Since the early 2000s, productivity in the mining sector has declined significantly as companies focused on growth amid strong commodity prices.

These days, world metal prices have dropped and companies are focused on returning to productivity. When it comes to labour, cost-cutting exercises have led to headcount reductions creating the perception that the skills shortage of the boom era is over. But in reality, we’ve moved from a war for supply to the beginning of a war for talent – and companies must view labour as an important asset, rather than another cost. A singular focus on adjusting labour needs to the commodity price cycle will leave companies exposed to clear risks.

In Canada, a recent Mining Industry Human Resources Council report shows retirement to be the most significant contributor to the Canadian mining sector’s future hiring needs. Canadian mining employers indicated that roughly 20% of their workforce was eligible to retire in the next three to five years and 6% of workers were currently eligible to retire. As noted in a new EY mining and metals report about productivity in labour, these retirements impact operational continuity and lead to a great loss of organizational know-how and operational experience for mining companies.

On top of that, today, the best people can cherry pick the top roles in a global marketplace. And the war for talent isn’t just between mining companies; it’s against other sectors as well. As wise, senior and experienced people retire or leave the industry for other opportunities, mining companies must make sure talent management and productivity programs work together.

Using semi-skilled people for skilled roles isn’t productive, and it’s not sustainable. As they deal with high turnover and an aging workforce, companies can’t underestimate the gap in skills and knowledge that needs to lead them through this period of turbulence. To effectively retain senior people, while at the same time attract and grow new talent for the skills of the future (and the next upturn), companies must optimize their inventory of skills for their most valuable projects, and implement sustainable people programs.

People with new skills and ways of thinking will continue to be important to adapt to changing needs, but retaining experienced people with deep knowledge of the mine and the sector – those who have “seen it all before” – is just as critical.

Effective retention strategies for senior talent might include secure flexible working arrangements, productivity-based performance incentives or personalized support to transition to retirement. Meanwhile, things like formal mentoring and coaching can appeal to both new and experienced talent, while at the same time promoting intergenerational transfer of corporate and specialist knowledge.

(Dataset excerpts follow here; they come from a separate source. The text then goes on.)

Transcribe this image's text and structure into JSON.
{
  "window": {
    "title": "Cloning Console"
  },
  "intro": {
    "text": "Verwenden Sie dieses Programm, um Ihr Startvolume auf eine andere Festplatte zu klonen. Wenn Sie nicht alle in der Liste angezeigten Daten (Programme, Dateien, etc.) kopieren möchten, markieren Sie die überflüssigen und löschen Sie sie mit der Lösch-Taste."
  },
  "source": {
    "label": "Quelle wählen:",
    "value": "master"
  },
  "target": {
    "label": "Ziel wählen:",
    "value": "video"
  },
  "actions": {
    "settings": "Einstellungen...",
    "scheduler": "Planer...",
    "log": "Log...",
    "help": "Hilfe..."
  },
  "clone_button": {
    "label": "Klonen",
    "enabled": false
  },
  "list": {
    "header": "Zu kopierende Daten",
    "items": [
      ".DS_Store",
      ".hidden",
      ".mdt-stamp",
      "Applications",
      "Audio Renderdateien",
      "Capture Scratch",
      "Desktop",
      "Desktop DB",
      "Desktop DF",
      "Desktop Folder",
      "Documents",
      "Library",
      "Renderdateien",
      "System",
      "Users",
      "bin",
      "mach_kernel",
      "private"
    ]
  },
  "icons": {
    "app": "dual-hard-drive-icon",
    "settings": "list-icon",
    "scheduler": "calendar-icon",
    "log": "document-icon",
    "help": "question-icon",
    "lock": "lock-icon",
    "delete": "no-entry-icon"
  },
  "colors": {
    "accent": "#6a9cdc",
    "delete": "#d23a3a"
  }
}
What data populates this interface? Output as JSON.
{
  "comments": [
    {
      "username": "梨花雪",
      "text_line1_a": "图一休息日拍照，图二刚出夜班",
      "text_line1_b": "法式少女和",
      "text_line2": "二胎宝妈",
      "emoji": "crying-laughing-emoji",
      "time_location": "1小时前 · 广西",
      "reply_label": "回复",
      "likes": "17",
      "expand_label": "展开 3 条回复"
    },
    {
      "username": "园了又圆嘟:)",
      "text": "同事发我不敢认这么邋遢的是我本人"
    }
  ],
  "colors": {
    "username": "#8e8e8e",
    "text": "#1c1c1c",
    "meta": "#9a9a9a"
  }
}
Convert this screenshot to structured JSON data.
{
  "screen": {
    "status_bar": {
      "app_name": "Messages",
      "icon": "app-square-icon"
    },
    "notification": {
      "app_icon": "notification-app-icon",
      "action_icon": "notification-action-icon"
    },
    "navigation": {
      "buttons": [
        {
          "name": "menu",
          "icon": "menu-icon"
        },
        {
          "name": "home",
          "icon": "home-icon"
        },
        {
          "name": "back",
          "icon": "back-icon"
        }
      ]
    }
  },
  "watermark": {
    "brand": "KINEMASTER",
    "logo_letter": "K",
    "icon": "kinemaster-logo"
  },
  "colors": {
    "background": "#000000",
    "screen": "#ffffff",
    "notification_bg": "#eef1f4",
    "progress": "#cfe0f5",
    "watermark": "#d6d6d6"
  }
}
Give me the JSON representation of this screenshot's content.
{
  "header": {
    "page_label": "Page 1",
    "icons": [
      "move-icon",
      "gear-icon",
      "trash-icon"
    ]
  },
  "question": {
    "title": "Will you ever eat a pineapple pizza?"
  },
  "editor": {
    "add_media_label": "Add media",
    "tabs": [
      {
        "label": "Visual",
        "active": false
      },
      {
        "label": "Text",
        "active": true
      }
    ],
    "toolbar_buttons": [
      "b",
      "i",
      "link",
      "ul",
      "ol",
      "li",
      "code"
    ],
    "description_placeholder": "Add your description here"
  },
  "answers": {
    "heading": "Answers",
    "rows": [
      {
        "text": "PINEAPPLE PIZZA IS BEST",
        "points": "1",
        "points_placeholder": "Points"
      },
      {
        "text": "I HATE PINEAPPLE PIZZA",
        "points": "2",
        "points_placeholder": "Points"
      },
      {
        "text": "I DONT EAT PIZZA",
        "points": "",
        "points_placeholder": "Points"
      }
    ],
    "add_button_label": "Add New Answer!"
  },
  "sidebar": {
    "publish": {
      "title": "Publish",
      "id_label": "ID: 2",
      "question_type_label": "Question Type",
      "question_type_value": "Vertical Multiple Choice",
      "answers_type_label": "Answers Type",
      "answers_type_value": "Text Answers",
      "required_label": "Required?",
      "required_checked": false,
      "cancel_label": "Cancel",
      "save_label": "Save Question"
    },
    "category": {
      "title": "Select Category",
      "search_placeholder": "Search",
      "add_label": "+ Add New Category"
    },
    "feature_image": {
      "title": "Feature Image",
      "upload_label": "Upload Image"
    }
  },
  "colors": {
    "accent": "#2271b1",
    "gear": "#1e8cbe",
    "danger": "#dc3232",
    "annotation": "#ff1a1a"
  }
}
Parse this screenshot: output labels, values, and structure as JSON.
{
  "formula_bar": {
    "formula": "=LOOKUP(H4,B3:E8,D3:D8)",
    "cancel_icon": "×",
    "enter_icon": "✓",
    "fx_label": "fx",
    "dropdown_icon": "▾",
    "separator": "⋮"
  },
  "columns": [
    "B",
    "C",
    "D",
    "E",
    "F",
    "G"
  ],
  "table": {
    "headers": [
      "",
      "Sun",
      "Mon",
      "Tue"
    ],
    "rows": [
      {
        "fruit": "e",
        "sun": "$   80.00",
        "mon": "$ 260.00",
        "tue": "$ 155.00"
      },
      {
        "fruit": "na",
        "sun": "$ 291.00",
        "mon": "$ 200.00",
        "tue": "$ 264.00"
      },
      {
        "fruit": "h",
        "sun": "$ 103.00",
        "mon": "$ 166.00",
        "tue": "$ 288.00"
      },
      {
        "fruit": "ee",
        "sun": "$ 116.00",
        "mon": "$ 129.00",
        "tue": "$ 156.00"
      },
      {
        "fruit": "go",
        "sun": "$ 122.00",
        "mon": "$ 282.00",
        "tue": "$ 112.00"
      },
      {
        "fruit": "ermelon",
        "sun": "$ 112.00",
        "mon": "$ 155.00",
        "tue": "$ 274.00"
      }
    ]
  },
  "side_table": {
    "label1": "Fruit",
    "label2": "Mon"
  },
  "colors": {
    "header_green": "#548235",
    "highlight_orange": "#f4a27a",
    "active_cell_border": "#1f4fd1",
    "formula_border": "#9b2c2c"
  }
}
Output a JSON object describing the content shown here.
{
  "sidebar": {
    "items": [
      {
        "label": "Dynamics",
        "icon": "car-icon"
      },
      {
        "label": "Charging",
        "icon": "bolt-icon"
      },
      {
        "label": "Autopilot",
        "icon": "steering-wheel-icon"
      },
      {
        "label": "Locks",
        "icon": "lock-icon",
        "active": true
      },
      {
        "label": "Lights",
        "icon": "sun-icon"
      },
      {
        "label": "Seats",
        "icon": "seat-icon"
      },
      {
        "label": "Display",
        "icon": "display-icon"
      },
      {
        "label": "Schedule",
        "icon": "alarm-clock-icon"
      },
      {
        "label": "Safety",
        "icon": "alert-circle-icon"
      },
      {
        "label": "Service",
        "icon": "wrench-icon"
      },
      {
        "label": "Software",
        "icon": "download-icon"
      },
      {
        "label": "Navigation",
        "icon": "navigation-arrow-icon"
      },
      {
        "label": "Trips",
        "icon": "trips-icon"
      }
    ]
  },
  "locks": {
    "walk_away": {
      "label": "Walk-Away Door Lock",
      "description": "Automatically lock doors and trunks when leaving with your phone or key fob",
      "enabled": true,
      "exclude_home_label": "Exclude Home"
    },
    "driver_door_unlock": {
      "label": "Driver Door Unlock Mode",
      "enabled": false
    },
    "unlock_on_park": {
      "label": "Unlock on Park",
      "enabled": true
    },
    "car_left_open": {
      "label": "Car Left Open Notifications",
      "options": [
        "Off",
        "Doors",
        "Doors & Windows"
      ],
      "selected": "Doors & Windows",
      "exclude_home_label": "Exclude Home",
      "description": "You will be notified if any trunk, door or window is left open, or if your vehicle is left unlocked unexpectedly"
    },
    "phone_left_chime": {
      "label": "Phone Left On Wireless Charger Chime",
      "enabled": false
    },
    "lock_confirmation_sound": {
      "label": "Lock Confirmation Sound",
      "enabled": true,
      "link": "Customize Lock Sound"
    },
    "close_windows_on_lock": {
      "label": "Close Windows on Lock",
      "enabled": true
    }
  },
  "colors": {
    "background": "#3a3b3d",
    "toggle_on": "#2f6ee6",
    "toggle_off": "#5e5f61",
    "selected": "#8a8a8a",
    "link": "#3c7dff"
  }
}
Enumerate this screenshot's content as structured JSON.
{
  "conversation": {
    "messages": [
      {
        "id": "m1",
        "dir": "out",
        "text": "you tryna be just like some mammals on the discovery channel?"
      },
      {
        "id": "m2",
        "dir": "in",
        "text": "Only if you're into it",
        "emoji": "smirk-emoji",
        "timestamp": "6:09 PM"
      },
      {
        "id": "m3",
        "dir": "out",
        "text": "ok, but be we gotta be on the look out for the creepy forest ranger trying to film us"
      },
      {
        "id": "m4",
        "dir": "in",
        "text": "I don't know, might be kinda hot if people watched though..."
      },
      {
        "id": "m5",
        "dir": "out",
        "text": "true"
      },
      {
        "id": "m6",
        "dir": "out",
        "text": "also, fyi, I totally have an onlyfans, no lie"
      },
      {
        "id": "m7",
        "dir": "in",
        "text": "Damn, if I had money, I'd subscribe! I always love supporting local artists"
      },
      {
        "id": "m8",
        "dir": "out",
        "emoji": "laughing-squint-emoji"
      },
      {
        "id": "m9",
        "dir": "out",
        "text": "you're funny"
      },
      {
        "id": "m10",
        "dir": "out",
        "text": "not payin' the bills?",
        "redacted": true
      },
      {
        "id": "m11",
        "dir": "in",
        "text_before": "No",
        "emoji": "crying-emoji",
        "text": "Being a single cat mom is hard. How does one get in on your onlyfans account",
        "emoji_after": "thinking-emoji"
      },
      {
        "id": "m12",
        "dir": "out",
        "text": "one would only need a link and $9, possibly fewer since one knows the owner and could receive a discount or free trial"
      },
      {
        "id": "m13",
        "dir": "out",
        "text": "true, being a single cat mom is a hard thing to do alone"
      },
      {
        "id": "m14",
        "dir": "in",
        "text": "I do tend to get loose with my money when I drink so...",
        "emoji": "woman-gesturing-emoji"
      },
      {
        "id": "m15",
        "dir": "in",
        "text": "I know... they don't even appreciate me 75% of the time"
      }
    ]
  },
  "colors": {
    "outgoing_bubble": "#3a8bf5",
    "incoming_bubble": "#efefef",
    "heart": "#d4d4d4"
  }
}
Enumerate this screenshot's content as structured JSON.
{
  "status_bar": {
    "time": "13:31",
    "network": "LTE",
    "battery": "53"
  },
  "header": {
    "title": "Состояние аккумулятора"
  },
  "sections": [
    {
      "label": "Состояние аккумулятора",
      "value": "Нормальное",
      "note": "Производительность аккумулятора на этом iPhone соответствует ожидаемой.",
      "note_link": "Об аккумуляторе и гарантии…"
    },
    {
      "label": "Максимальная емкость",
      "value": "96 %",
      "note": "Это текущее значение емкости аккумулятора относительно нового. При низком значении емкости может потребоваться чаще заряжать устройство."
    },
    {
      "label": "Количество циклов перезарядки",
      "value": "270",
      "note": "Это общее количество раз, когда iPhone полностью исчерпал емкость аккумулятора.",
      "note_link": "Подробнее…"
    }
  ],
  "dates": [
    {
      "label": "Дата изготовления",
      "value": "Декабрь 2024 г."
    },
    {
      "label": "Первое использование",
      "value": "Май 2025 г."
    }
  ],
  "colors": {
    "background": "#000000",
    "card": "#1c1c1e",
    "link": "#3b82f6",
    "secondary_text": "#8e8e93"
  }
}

Coupled with these strategies, companies must maintain a focus on breaking down their silo mentality. Encouraging greater collaboration around problem-solving, innovation and performance improvement is not only an excellent retention strategy, it’s critical to improving productivity.

Today, labour really is a precious and valuable commodity. Strong talent management programs that focus on retaining the right people for today’s challenges will be as critical to the future success of mining companies as investment in exploration.


Bruce Sprague is a Partner and EY’s Canadian Mining & Metals Leader. He is based in Vancouver.